Le ton se durcit contre les lieux de culte trop bruyants au Togo. Après des mois de sensibilisation et de médiation, les autorités togolaises passent à la vitesse supérieure dans la lutte contre les nuisances sonores. Le ministère de l’Administration territoriale a annoncé la suspension de quatre églises de la région du Grand Lomé, pour non-respect répété des normes de sonorisation.
Les établissements religieux concernés par cette mesure sont :
- Ministère Jésus le Bon Berger (Tokoin-Habitat)
- Église Mont Israël (Agoè-Vakpossito)
- Église internationale de l’Action du Saint-Esprit (Davié Assomé)
- Olders International Ministry (Agoè-Sorad)
De la pédagogie à la sanction
Depuis plusieurs mois, l’État privilégiait une approche pédagogique. Des séances d’information avaient été organisées à l’intention des responsables religieux pour leur expliquer les bonnes pratiques en matière de sonorisation. Des missions de contrôle régulières étaient également menées sur le terrain.
Dans de nombreux cas, des procédures de médiation entre riverains et responsables de lieux de culte avaient permis de régler les différends à l’amiable. Mais pour ces quatre églises, les constats formels ont établi des manquements répétés, malgré les rappels et les tentatives de conciliation.
Le droit au repos des riverains
Derrière ces suspensions, c’est la question du vivre-ensemble qui est posée. Chaque week-end, des milliers de fidèles se rassemblent pour célébrer leur foi, mais les décibels qui s’échappent des lieux transforment parfois le voisinage en calvaire.
Impossible de dormir, de travailler, ou simplement de profiter de son domicile. Les plaintes se multiplient, et les autorités ne peuvent plus les ignorer.
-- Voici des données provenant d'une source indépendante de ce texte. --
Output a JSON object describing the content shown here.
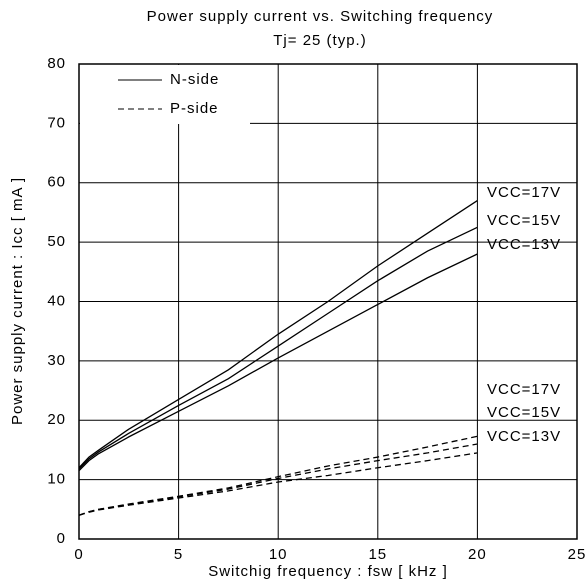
{
  "chart_data": {
    "type": "line",
    "title": "Power supply current vs. Switching frequency",
    "subtitle": "Tj= 25  (typ.)",
    "x_label": "Switchig frequency  : fsw [ kHz ]",
    "y_label": "Power supply current : Icc [ mA ]",
    "x": [
      0,
      0.5,
      1,
      2.5,
      5,
      7.5,
      10,
      12.5,
      15,
      17.5,
      20
    ],
    "series": [
      {
        "name": "VCC=17V",
        "style": "solid",
        "color": "#000000",
        "values": [
          12,
          13.8,
          15,
          18.5,
          23.5,
          28.5,
          34.5,
          40,
          46,
          51.5,
          57
        ]
      },
      {
        "name": "VCC=15V",
        "style": "solid",
        "color": "#000000",
        "values": [
          11.8,
          13.5,
          14.7,
          17.8,
          22.5,
          27,
          32.5,
          38,
          43.5,
          48.5,
          52.5
        ]
      },
      {
        "name": "VCC=13V",
        "style": "solid",
        "color": "#000000",
        "values": [
          11.5,
          13.2,
          14.4,
          17.2,
          21.5,
          25.8,
          30.5,
          35,
          39.5,
          44,
          48
        ]
      },
      {
        "name": "VCC=17V",
        "style": "dashed",
        "color": "#000000",
        "values": [
          4,
          4.6,
          5,
          5.9,
          7.2,
          8.6,
          10.5,
          12.3,
          13.8,
          15.5,
          17.3
        ]
      },
      {
        "name": "VCC=15V",
        "style": "dashed",
        "color": "#000000",
        "values": [
          4,
          4.6,
          5,
          5.8,
          7.1,
          8.4,
          10.2,
          11.8,
          13.2,
          14.5,
          16
        ]
      },
      {
        "name": "VCC=13V",
        "style": "dashed",
        "color": "#000000",
        "values": [
          4,
          4.5,
          4.9,
          5.7,
          6.9,
          8.1,
          9.6,
          10.7,
          12,
          13.2,
          14.5
        ]
      }
    ],
    "legend": [
      {
        "label": "N-side",
        "style": "solid"
      },
      {
        "label": "P-side",
        "style": "dashed"
      }
    ],
    "xlim": [
      0,
      25
    ],
    "xticks": [
      0,
      5,
      10,
      15,
      20,
      25
    ],
    "ylim": [
      0,
      80
    ],
    "yticks": [
      0,
      10,
      20,
      30,
      40,
      50,
      60,
      70,
      80
    ],
    "grid": true
  }
}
La mesure de suspension envoie un signal clair : le droit à la tranquillité des riverains doit être respecté.
Quelles suites pour ces églises fermées ?
La suspension signifie que ces lieux de culte ne peuvent plus organiser de rassemblements avec sonorisation tant qu’ils ne se seront pas mis en conformité avec la réglementation. Une remise aux normes devra être constatée par les autorités avant toute reprise des activités.
Les responsables religieux concernés devront donc investir dans des équipements adaptés (insonorisation, limiteurs de son) et former leurs équipes techniques au respect des seuils autorisés.
Le ministère prévient que d’autres sanctions pourraient intervenir dans les prochains mois. Les actions de sensibilisation et de contrôle se poursuivent, mais désormais, la phase répressive est clairement engagée. Le Grand Lomé, particulièrement touché par ce phénomène, reste sous surveillance. Les services de l’État continueront de recevoir et traiter les plaintes des populations, et n’hésiteront pas à appliquer la loi aux récalcitrants.